After $t$ tosses, Simone's expected fortune $f(t)$ is given by the following expression involving the $t$-th power of a matrix: $$\pmatrix{f(t)\\1}=\pmatrix{3p+q/2&p\\0&1}^t\pmatrix{x\\1}=M^t\pmatrix{x\\1},\tag1$$ where $$ M=\pmatrix{3p+q/2&p\\0&1}=pH +q T$$ where $$H = \pmatrix{3&1\\0&1}\text{ and } T=\pmatrix{1/2&0\\0&1}$$ are the update rules for Simone's fortune on seeing a single head or single tail: if head, $x\to3x+1$, and if tail, $x\to x/2$.

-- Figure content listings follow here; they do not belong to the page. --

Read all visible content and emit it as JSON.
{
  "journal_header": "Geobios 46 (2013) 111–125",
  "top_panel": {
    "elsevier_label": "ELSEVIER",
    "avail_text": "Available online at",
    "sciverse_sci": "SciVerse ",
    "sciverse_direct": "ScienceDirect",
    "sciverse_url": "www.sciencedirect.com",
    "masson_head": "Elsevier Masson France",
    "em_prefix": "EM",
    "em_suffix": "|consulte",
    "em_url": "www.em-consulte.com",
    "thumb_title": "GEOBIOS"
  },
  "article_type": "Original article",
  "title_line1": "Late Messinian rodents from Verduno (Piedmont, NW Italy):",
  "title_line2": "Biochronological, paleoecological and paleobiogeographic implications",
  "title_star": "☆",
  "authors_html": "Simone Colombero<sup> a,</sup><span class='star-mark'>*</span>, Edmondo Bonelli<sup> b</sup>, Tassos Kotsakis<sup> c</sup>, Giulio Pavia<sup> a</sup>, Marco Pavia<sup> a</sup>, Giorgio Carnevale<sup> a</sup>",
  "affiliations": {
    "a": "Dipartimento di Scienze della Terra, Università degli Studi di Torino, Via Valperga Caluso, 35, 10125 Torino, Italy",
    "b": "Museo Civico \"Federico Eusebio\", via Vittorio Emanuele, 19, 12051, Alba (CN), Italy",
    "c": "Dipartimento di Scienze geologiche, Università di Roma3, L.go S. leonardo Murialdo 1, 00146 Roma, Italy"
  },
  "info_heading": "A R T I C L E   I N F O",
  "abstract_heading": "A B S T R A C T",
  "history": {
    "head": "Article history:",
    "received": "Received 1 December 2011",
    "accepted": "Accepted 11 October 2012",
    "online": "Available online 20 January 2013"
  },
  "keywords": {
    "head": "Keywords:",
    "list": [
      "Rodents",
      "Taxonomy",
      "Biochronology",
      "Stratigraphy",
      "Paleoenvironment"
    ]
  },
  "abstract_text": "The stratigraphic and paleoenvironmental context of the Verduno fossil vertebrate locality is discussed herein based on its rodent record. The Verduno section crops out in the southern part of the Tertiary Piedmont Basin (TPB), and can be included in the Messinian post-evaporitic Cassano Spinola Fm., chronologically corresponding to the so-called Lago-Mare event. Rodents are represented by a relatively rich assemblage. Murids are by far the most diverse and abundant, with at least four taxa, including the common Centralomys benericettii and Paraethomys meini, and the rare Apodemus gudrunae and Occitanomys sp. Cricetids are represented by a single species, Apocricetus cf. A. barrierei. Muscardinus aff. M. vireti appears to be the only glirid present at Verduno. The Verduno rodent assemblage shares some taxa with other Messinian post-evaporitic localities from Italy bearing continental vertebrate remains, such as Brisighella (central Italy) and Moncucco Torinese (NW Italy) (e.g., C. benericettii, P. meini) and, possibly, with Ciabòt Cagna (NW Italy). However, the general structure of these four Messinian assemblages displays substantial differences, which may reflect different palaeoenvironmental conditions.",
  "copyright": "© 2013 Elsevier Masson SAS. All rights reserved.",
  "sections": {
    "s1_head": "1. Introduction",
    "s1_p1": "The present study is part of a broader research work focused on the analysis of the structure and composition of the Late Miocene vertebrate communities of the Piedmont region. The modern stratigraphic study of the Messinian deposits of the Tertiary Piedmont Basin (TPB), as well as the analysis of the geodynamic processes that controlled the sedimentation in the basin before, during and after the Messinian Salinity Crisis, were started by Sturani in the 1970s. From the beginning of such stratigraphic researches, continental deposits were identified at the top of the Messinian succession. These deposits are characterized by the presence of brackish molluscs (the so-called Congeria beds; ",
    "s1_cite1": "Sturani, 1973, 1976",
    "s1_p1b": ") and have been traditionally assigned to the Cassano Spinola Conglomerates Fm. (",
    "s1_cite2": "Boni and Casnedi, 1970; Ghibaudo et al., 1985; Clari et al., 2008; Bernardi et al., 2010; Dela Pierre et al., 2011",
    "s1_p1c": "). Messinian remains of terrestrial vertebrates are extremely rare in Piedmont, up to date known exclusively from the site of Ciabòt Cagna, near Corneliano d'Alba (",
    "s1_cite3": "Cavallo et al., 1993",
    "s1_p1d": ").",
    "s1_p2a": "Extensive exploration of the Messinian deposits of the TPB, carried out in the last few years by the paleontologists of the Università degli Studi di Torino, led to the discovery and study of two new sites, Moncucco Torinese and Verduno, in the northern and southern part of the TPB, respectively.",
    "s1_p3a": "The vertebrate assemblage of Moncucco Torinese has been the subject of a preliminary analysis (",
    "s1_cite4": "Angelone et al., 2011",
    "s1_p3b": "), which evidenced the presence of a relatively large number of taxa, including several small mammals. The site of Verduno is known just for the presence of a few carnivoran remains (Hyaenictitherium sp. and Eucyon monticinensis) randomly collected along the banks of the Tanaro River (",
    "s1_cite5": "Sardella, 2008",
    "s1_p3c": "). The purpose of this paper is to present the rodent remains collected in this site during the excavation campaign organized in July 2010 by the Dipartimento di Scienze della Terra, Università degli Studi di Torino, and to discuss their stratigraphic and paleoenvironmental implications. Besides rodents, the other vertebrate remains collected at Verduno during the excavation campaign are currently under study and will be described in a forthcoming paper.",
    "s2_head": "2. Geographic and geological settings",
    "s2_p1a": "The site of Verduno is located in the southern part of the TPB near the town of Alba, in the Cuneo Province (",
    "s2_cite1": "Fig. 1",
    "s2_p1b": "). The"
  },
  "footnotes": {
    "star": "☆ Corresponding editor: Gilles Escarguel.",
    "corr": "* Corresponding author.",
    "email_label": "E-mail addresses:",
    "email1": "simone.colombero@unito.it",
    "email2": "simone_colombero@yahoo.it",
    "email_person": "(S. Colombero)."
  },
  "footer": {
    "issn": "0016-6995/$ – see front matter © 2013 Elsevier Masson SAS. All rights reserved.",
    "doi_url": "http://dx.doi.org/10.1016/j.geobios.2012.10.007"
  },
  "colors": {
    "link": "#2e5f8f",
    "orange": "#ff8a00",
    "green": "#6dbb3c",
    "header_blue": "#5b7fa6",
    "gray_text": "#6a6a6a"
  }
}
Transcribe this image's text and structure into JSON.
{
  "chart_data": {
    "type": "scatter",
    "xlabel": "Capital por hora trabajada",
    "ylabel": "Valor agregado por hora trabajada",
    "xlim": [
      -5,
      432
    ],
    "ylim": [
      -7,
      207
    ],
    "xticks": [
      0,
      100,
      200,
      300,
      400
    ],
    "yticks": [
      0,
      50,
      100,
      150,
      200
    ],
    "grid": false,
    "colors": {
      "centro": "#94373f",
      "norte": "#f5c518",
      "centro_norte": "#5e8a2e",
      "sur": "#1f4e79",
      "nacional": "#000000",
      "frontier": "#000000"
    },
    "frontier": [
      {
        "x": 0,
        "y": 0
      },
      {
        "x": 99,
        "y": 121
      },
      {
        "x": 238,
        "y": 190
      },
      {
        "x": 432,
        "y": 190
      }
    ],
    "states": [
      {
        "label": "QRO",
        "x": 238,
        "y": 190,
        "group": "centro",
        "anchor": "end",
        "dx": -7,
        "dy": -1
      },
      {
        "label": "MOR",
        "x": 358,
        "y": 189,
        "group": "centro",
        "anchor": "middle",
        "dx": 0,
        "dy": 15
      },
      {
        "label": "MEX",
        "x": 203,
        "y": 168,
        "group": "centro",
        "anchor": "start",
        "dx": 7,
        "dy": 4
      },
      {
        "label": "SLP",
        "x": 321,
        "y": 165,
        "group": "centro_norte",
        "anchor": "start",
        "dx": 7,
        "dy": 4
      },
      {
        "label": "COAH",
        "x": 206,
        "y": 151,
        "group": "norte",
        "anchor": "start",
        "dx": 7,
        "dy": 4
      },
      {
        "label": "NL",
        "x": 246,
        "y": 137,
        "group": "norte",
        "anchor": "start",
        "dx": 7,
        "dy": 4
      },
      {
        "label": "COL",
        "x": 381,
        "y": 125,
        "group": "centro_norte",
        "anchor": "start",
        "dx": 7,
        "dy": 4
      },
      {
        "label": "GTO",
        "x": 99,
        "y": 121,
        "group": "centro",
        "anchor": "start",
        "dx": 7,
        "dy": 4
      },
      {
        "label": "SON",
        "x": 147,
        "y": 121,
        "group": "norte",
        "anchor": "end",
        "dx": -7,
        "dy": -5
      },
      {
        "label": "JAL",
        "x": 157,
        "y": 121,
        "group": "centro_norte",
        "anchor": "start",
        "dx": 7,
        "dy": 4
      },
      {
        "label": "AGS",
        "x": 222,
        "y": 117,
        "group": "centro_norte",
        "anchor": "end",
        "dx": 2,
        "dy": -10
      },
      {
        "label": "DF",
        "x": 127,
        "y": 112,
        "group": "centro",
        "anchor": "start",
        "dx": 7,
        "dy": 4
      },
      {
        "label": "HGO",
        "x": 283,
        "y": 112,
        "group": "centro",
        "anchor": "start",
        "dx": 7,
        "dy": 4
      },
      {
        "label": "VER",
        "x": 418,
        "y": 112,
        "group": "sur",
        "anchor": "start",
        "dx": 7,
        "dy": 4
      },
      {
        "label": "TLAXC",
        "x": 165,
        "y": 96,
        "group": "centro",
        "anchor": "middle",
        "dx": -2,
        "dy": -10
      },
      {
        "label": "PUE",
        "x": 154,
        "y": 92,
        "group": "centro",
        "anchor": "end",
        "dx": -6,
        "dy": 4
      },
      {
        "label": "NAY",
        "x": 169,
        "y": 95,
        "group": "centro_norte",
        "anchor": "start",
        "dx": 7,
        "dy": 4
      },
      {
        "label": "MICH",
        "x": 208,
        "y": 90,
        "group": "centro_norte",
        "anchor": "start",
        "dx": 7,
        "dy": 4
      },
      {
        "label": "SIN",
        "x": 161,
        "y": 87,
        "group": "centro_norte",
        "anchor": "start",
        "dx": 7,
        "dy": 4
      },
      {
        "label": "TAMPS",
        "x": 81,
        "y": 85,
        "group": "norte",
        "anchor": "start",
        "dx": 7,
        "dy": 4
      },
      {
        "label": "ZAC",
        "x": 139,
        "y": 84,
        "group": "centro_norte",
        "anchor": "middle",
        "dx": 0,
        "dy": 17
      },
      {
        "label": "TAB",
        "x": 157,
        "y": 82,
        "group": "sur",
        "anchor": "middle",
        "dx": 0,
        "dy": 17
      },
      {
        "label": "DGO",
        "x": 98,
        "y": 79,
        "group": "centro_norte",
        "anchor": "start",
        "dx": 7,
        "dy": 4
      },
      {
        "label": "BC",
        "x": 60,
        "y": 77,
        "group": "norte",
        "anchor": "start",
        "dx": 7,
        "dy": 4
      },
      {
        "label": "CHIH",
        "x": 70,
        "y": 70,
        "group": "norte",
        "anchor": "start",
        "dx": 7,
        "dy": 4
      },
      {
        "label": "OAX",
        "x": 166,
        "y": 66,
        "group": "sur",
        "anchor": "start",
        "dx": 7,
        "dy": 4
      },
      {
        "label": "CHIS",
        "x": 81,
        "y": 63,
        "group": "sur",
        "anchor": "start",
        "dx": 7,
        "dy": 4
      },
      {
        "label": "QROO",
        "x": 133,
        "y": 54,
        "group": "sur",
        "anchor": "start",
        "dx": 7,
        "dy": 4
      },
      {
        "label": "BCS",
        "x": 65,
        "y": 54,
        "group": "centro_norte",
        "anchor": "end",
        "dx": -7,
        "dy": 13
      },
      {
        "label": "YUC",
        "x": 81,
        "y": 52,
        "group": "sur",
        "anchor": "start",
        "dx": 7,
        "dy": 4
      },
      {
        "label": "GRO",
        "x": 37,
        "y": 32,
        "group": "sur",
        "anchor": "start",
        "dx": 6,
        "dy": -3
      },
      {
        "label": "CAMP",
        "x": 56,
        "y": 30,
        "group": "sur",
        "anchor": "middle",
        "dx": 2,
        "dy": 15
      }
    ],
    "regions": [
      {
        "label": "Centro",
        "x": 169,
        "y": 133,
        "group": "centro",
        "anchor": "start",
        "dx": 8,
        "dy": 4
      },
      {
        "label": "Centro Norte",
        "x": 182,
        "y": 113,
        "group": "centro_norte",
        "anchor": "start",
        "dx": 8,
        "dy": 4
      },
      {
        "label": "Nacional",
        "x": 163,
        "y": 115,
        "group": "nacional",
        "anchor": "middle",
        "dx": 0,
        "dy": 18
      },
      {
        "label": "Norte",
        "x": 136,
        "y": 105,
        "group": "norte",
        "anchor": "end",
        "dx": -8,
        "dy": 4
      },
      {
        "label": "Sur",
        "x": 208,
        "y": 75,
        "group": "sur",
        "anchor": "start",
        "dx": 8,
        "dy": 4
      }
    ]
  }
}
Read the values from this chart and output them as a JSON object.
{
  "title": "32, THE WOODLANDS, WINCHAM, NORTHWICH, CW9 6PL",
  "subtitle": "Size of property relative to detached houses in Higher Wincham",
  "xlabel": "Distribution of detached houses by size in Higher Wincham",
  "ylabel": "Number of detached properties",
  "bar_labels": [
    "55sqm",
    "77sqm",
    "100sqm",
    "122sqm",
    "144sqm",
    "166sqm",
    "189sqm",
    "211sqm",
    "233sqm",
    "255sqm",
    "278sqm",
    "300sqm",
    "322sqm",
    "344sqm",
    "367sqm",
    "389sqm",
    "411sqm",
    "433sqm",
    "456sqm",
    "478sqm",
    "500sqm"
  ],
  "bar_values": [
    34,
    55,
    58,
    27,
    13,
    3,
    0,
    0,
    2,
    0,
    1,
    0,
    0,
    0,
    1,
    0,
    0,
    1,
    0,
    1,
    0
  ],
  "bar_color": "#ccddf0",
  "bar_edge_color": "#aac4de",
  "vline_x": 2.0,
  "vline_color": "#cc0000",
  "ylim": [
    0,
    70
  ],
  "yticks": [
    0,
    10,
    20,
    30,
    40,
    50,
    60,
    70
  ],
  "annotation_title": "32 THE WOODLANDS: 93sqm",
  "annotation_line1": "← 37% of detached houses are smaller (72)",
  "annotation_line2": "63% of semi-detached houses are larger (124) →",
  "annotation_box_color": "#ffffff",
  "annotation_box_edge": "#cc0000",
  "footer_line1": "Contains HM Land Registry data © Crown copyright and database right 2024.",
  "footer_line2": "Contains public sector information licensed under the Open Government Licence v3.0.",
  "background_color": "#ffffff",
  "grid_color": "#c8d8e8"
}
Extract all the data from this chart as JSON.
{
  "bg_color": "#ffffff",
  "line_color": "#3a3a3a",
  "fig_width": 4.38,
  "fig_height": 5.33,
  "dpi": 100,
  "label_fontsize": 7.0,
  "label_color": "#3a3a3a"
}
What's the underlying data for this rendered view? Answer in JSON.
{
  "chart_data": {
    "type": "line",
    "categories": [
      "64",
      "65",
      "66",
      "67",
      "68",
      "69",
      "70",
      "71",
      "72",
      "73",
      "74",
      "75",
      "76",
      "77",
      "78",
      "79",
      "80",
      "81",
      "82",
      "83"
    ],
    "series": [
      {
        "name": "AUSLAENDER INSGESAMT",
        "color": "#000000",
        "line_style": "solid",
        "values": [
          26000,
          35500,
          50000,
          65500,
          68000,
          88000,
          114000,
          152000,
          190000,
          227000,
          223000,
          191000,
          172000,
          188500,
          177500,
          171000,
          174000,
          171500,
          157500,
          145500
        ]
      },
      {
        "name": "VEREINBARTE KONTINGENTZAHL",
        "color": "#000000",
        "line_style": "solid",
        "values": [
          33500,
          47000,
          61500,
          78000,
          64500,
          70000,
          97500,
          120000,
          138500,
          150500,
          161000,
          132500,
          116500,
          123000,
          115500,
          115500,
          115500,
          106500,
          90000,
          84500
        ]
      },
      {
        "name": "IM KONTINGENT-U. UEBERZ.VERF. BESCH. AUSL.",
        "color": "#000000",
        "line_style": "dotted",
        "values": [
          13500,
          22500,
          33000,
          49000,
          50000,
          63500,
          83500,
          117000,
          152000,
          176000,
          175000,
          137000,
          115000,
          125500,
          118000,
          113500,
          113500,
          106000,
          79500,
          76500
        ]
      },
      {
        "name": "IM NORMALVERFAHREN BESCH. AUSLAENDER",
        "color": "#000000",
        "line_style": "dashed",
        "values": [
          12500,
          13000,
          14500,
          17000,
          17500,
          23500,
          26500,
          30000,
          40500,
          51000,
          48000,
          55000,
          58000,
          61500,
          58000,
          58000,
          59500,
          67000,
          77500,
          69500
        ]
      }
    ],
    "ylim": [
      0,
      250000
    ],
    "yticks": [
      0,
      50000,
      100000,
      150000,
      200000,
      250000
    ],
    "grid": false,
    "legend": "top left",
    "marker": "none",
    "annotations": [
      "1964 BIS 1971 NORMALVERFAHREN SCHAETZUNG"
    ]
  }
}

Put another way, $H$ transforms the vector $\pmatrix{x\\1}$ to the vector $\pmatrix{3x+1\\1}$, and $T$ transforms the vector $\pmatrix{x\\1}$ to the vector $\pmatrix{x/2\\1}$. A particular sequence of coin flip outcomes, such as "heads, tails, tails" generates the transformation of initial vector $v=\pmatrix{1\\1}$ to $TTHv$. The expectation of the outcome over all 8 possible three-long outcome sequences is $(pH+qT)(pH+qT)(pH+qT)v$, and so on, yielding (1) above.

Reconciling (1) with the $at+b$ Ansatz gives rise to an extra equation involving $p$. Namely, to avoid exponential dependence on $t$, the matrix $M$ must be of the form $M=\pmatrix{1&p\\0&1}$, that is, $3p+(1-p)/2=1$ or $p=1/5$. (The form $M=\pmatrix{0&p\\0&1}$ is not possible if $p$ is a probability.)

Answer 2

Here is another very clever way to tackle this problem, taught by a teacher in my academy.

Let $a_n$ denote the expected value after $n$ minutes.
$a_{n+1}=p(3a_n+1)+(1-p)(a_n/2)$
Then by the strong assumption $a_n=an+b$ which is linear, hence $a_{n+1}-a_n=a$. If we substitute the last-line expression for $a_{n+1}$ into this preceding equation, we will get $\left(\left(\frac {5p+1}{2}\right)-1\right)a_n+p=a$. Because $a_n$ varies with $n$, its coefficient must be $0$, leading to $p=\frac 15$.